I explained to him once again that I saw "The Soloist" -- both the book and the movie -- the way I've seen these columns, as a tribute to him and our friendship. My intent, as well, was to humanize Mr. Ayers -- and in the process, thousands like him -- and to help destigmatize mental illness.
At the wrap party, it was a sight to see both staffers and clients from Lamp Community, the mental health agency that is home to Mr. Ayers, hit the dance floor and join the fun, with movie producer Gary Foster working up a sweat as he tripped the light with his new friends.
Casey Horan, the Lamp director, said the use of Lamp members and other skid row residents in the movie has been a success in two ways. Countless members of the cast and crew have told her their lives have been transformed by the privilege of getting to know so many inspirational people. And many of those people have appreciated being heard, embraced and treated with dignity.
The movie folks have been demanding at times, but Horan tells me they've also been generous at a critical time -- 700 Lamp members, who now live in shelters and on the street, are on a waiting list for housing.
I don't know exactly what to expect as the story reaches a broader audience, or how Mr. Ayers will react to the attention, and I worry about it every day.
But I also know he appreciates being recognized as a man defined by something other than an illness, and maybe one day he will clear the hurdles and painful memories that so far have prevented him from considering treatment and medication.
In some ways, it's as if the career he never had is happening now, and nothing means more to him -- or has been as helpful in his gradual recovery -- than the way he has been accepted back into the fraternity of musicians by his many friends in the Los Angeles Philharmonic.
Cellists Peter Snyder and Ben Hong, violinist Robert Gupta, pianist Joanne Pearce Martin and publicist Adam Crane all clear time from busy schedules to hang out with him, knowing that music is his medicine and Disney Hall is his hospital. I just wish Pearce Martin hadn't told him about her sky diving experiences, because that's now next on Mr. Ayers' list of things to do -- just when he was beginning to get his golf stroke down.

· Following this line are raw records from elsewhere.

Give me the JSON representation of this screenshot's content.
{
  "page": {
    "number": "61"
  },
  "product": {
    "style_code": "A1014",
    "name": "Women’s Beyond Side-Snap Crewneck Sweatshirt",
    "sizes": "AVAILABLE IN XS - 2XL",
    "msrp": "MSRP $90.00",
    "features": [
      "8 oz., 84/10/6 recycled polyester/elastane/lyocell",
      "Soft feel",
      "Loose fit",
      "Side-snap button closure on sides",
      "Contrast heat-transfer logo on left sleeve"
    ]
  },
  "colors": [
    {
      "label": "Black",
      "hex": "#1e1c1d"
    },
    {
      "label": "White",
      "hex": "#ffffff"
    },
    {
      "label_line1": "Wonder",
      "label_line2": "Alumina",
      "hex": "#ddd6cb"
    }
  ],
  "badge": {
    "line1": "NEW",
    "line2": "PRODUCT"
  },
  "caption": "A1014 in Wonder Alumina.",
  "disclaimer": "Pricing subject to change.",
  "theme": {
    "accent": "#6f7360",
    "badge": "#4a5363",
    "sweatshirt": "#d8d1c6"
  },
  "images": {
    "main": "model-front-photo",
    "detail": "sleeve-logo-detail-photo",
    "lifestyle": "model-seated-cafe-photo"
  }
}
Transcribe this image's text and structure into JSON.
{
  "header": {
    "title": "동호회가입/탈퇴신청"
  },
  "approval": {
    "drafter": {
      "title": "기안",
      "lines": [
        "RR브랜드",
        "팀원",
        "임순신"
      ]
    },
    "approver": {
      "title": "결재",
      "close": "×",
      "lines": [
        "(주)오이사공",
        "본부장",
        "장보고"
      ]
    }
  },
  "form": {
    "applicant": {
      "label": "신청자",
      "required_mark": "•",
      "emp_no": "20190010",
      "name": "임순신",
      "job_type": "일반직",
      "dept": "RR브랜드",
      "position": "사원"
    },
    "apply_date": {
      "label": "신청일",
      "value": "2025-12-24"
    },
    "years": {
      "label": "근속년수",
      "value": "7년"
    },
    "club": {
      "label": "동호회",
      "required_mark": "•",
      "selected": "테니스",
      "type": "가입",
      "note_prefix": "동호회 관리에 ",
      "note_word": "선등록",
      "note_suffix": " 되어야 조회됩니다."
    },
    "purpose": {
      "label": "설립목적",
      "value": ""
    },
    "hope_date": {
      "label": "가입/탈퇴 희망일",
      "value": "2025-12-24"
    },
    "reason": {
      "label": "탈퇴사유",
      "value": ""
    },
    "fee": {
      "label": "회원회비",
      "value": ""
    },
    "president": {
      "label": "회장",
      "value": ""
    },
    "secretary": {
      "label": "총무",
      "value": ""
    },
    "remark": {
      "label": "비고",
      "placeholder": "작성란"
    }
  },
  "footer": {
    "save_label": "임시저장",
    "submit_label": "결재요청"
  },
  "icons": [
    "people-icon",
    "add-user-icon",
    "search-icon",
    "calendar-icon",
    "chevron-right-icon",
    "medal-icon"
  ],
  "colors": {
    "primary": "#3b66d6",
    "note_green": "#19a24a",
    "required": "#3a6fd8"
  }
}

Last week, after we watched a matinee concert at Disney Hall, Mr. Ayers went across the street and began playing the violin, one of several instruments he's tried to learn since giving up the string bass because it was too big for a shopping cart. His friends from the orchestra trooped over to join him, and Gupta, a 20-year-old phenom who joined the orchestra at 19, got out his own violin and played along with Mr. Ayers.
My friend has a long way to go, in more ways than one. But he is patient and steadfast, and the music that afternoon was a balm, filled as usual with passion, promise and hope.